Sometimes—okay, most of the time—students that come in to revise an essay give me a sidelong glance or an uncomfortable laugh when I ask them to read their essays out loud. Asking writers to read their papers out loud isn't done because I don't have anything to say, or because I'm actually a Grad Assistant for the English department that never learned how to read. (I can... I promise.)
After walking through the assignment guidelines together, I find having students read their draft to me is important for a couple of reasons. Even though they may sometimes be hesitant to do so, I have come to believe that it is a very good place for students to begin working with their writing.
First of all, as a writer, I find that reading my work out loud pushes me to own my ideas and my words. I put them on the paper—or the Microsoft Word doc—didn't I? Even if I am not entirely sure of the strength of my argument or the clarity of my claims, I chose words that turned into sentences that turned into paragraphs (you get the idea). Those words are mine, and the revisions will be mine, too.
This brings me to the other, bigger reason for having students read their drafts out loud in a consultation. Revision.
It's natural to read through your own work many times as you type. You know what you want to say—what you meant to say—and sometimes your eyes see what you meant instead of what you wrote. This happens to all of us.
Reading sentences out loud during the proofreading/editing process is an effective way to hear errors that are sometimes easy to miss otherwise. Whether you type slowly with your eyes on your index fingers or your hands fly like mad across the keys, making mistakes is inevitable. Typos are a part of writing life.
However, when someone asks us—or we ask ourselves—to read our words out loud, we read them slower than we do when we silently skim through. Listening to the way that the words are working on the paper is a very effective way to engage with the writing.

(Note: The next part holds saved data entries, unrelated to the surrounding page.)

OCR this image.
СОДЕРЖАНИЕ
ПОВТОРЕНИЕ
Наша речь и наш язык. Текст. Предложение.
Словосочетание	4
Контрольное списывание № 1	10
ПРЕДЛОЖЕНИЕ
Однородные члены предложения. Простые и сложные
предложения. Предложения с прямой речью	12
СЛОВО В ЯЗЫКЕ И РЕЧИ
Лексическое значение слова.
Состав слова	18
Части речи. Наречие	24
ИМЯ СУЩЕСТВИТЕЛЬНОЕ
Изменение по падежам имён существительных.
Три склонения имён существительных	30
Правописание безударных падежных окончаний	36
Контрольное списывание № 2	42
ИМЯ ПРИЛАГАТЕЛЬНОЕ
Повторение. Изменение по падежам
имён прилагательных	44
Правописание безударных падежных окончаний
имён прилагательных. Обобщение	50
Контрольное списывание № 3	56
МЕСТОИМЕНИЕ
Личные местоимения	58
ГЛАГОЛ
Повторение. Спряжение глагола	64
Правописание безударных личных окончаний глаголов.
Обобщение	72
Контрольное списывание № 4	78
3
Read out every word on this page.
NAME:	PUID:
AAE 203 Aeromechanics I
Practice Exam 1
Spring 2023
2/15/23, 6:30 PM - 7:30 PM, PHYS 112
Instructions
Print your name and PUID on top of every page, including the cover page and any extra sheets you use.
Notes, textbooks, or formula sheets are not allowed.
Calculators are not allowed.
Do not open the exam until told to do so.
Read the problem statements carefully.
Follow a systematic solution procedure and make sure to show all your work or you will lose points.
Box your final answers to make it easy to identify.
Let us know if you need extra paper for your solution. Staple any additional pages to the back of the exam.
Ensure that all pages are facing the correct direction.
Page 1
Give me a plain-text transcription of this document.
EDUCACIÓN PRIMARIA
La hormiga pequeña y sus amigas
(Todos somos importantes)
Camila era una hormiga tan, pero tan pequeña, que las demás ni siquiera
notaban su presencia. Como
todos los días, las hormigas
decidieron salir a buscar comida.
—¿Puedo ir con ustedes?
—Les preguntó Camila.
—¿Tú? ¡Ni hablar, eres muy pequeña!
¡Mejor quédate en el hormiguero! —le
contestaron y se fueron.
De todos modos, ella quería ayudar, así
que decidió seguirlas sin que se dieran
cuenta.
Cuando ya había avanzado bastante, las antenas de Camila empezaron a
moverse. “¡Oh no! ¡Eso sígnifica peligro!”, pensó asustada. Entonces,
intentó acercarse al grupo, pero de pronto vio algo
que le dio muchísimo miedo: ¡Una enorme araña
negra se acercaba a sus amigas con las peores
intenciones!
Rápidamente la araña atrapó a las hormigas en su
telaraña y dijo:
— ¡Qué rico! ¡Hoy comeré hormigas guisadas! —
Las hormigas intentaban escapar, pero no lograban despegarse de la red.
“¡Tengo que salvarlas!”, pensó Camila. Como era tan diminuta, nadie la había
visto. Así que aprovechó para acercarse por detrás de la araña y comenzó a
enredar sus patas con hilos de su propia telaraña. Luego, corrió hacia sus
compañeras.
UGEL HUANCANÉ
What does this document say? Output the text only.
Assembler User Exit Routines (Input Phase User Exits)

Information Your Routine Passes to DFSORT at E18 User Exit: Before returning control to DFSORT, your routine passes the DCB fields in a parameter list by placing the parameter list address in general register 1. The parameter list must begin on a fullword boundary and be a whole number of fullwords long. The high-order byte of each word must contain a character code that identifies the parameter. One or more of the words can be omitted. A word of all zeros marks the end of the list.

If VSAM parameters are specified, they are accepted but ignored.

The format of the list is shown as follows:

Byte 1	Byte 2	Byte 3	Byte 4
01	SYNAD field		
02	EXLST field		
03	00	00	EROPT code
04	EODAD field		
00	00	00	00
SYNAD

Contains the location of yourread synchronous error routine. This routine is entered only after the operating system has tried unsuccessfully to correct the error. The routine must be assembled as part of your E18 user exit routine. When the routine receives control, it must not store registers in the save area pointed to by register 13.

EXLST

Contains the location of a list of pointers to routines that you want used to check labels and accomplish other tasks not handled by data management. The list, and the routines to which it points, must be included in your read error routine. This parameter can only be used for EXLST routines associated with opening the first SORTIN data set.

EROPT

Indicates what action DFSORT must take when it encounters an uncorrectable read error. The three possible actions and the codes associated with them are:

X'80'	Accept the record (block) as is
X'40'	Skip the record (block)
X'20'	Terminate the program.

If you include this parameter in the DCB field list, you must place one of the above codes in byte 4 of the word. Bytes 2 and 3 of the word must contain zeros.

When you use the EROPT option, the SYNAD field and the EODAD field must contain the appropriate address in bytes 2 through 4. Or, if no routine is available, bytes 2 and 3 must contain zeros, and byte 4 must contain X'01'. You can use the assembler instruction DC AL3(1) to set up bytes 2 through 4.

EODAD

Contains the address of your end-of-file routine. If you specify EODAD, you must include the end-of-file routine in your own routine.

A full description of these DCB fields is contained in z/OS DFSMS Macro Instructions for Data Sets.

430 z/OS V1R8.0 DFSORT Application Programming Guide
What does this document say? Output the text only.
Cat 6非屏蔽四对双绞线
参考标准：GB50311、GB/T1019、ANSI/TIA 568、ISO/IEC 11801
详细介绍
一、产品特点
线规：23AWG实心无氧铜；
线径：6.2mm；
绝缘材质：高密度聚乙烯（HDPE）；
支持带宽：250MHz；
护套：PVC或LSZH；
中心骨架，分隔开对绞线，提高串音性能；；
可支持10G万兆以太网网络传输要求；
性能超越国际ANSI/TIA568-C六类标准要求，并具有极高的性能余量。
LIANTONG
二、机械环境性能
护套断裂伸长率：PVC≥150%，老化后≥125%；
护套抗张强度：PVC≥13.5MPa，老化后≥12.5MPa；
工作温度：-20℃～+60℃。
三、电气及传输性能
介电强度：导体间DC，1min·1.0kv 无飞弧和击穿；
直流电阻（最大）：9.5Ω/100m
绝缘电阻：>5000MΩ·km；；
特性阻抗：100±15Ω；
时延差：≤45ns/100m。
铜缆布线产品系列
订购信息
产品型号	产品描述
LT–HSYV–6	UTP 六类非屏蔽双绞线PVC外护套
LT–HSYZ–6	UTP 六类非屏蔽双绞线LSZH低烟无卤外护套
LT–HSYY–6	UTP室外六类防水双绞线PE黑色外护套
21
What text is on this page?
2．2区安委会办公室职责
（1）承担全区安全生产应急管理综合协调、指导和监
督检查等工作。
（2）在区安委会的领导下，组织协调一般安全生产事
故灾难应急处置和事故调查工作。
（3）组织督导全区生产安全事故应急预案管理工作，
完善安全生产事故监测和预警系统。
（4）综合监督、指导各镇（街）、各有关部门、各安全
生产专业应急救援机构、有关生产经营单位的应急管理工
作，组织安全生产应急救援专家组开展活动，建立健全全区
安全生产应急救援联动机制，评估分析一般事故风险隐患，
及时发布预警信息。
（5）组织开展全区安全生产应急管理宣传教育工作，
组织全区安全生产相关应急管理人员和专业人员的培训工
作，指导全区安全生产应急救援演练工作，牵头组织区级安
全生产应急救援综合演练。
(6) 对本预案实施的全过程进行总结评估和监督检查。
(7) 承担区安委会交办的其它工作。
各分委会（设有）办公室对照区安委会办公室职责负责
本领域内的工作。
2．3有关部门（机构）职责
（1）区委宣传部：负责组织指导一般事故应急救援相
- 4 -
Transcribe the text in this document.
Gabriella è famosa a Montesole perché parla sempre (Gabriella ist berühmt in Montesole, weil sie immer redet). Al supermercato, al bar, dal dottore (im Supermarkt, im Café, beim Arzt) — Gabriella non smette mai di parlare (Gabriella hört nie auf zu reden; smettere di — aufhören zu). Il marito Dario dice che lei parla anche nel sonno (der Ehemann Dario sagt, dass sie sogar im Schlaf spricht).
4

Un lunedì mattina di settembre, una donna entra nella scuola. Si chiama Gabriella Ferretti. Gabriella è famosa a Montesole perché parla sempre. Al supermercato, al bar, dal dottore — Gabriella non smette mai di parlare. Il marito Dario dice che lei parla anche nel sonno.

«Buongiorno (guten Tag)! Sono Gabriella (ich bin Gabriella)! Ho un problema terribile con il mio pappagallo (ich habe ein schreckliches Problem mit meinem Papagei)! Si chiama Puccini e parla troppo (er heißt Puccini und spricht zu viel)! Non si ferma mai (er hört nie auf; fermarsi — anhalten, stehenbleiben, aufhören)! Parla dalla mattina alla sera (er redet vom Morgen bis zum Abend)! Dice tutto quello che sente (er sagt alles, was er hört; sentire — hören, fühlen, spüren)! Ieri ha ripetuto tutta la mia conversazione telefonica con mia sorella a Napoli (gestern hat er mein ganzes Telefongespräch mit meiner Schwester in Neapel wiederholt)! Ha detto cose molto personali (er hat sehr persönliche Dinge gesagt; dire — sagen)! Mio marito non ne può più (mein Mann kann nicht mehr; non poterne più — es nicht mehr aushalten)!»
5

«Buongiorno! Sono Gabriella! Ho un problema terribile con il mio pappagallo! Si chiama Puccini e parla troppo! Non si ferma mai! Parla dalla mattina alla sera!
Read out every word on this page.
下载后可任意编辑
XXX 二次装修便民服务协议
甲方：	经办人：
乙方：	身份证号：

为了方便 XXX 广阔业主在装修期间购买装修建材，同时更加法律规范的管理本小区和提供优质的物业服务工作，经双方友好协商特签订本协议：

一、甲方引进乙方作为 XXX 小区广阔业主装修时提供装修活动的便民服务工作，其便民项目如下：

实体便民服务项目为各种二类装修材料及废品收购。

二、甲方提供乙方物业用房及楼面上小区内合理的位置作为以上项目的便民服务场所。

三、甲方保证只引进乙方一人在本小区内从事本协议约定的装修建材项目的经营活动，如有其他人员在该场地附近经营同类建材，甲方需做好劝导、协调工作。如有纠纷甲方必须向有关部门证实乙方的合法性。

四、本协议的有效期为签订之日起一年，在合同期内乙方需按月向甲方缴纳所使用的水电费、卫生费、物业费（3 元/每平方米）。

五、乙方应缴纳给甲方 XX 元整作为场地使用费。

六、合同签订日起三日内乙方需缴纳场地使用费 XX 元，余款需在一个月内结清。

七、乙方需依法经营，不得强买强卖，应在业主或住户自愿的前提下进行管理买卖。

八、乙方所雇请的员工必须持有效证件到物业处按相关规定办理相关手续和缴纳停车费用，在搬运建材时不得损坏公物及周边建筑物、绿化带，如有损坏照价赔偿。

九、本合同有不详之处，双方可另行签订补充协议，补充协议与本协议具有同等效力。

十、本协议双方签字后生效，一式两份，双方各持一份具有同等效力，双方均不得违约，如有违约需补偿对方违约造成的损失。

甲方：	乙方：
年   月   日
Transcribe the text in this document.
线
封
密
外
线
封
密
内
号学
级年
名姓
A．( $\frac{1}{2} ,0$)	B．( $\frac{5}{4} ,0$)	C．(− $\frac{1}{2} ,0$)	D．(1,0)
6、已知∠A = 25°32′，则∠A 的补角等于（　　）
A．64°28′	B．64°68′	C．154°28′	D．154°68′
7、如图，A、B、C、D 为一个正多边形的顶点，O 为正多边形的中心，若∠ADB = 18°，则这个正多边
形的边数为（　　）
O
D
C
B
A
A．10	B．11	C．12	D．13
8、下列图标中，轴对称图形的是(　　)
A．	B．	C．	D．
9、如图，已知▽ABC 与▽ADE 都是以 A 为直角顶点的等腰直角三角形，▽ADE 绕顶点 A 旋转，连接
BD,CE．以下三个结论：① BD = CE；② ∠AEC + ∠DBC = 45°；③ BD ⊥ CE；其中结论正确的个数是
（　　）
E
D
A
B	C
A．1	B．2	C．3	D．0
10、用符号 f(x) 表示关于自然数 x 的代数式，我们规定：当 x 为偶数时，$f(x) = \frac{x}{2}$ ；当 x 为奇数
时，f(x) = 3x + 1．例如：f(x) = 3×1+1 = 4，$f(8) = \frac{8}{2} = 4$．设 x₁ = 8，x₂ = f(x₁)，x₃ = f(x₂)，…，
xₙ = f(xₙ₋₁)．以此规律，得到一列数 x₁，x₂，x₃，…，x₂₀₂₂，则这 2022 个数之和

From issues of verb tense to problems with plurals, reading a rough draft aloud helps students across disciplines to catch their own mistakes. Hearing a word repeated twice in a sentence or a dozen times in a paragraph is more obvious to the ear than to the eye.
In the Writing Center we strive to help students, not by fixing their papers, but by showing them ways to become better writers. Learning proofreading skills is so important in a university setting, because writing papers is a pretty typical part of college life. It's good to know that something as quick as reading an essay out loud can clean up an essay. Even if it seems like a strange request.